[Top][All Lists]
[Date Prev][Date Next][Thread Prev][Thread Next][Date Index][Thread Index]
Re: [Bug-wget] downloading links in a dynamic site
From: |
Keisial |
Subject: |
Re: [Bug-wget] downloading links in a dynamic site |
Date: |
Mon, 26 Jul 2010 20:18:27 +0200 |
User-agent: |
Thunderbird |
Vinh Nguyen wrote:
> Dear list,
>
> My goal is to download some pdf files from a dynamic site (not sure on
> the terminology). For example, I would execute:
>
> wget -U firefox -r -l1 -nd -e robots=off -A '*.pdf,*.pdf.*'
> http://site.com/?sortorder=asc&p_o=0
>
> and would get my 10 pdf files. On the page I can click a "Next" link
> (to have more files), and I execute:
>
> wget -U firefox -r -l1 -nd -e robots=off -A '*.pdf,*.pdf.*'
> http://site.com/?sortorder=asc&p_o=10
>
> However, the downloaded files are identical to the previous.
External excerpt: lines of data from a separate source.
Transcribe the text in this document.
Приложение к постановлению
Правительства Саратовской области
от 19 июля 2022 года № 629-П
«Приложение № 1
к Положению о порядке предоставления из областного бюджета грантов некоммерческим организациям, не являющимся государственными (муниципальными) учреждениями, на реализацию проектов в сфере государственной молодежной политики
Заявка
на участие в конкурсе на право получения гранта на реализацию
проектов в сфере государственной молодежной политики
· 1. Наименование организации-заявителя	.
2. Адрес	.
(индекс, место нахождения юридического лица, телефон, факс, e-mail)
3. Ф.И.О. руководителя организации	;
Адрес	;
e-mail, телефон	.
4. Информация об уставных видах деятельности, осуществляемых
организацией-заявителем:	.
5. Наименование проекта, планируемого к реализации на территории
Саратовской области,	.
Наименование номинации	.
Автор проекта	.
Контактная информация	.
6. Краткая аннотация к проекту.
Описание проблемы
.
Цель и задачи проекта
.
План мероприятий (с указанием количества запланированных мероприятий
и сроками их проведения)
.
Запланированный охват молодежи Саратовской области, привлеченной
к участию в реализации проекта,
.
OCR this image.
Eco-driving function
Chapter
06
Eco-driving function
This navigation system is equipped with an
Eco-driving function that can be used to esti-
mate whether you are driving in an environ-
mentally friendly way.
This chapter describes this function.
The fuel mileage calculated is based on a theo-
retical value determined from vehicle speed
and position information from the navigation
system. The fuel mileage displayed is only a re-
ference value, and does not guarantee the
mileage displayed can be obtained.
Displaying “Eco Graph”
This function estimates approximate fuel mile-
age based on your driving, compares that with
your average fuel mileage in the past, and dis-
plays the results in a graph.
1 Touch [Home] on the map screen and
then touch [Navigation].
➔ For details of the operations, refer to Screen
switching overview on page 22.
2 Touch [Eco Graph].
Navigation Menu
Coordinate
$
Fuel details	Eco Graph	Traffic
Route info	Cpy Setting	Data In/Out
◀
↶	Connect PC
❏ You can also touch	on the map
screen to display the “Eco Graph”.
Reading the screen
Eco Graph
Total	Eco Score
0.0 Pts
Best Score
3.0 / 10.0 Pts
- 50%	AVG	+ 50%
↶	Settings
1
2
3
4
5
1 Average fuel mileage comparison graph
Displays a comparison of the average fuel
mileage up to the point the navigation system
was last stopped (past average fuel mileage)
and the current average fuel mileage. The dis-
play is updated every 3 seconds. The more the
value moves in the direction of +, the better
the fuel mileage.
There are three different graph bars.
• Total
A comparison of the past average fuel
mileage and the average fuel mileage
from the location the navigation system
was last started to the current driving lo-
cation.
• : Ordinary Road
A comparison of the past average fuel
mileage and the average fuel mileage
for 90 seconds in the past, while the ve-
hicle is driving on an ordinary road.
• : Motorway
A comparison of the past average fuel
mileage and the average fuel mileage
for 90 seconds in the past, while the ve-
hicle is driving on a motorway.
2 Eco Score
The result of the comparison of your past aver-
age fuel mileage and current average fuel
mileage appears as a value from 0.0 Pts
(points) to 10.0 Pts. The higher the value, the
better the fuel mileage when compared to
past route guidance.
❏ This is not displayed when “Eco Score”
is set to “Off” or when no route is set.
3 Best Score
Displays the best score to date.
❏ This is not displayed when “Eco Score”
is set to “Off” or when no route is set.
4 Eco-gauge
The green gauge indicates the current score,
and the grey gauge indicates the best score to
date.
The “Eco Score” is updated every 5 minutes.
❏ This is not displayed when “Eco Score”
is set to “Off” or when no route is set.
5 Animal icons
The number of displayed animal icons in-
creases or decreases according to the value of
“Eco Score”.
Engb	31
I tried
> the cookies setting and referer setting:
>
> wget -U firefox --cookies=on --keep-session-cookies
> --save-cookies=cookie.txt -r -l1 -nd -e robots=off -A '*.pdf,*.pdf.*'
> http://site.com/?sortorder=asc&p_o=0
> wget -U firefox --referer='http://site.com/?sortorder=asc&p_o=0'
> --cookies=on --load-cookies=cookie.txt --keep-session-cookies
> --save-cookies=cookie.txt -r -l1 -nd -e robots=off -A '*.pdf,*.pdf.*'
> http://site.com/?sortorder=asc&p_o=10
>
> but the results again are identical. Any suggestions?
>
> Thanks.
> Vinh
Look at the page source how they are generating the urls.
Maybe they are using some ugly javascript, although that discards
the benefit of paging...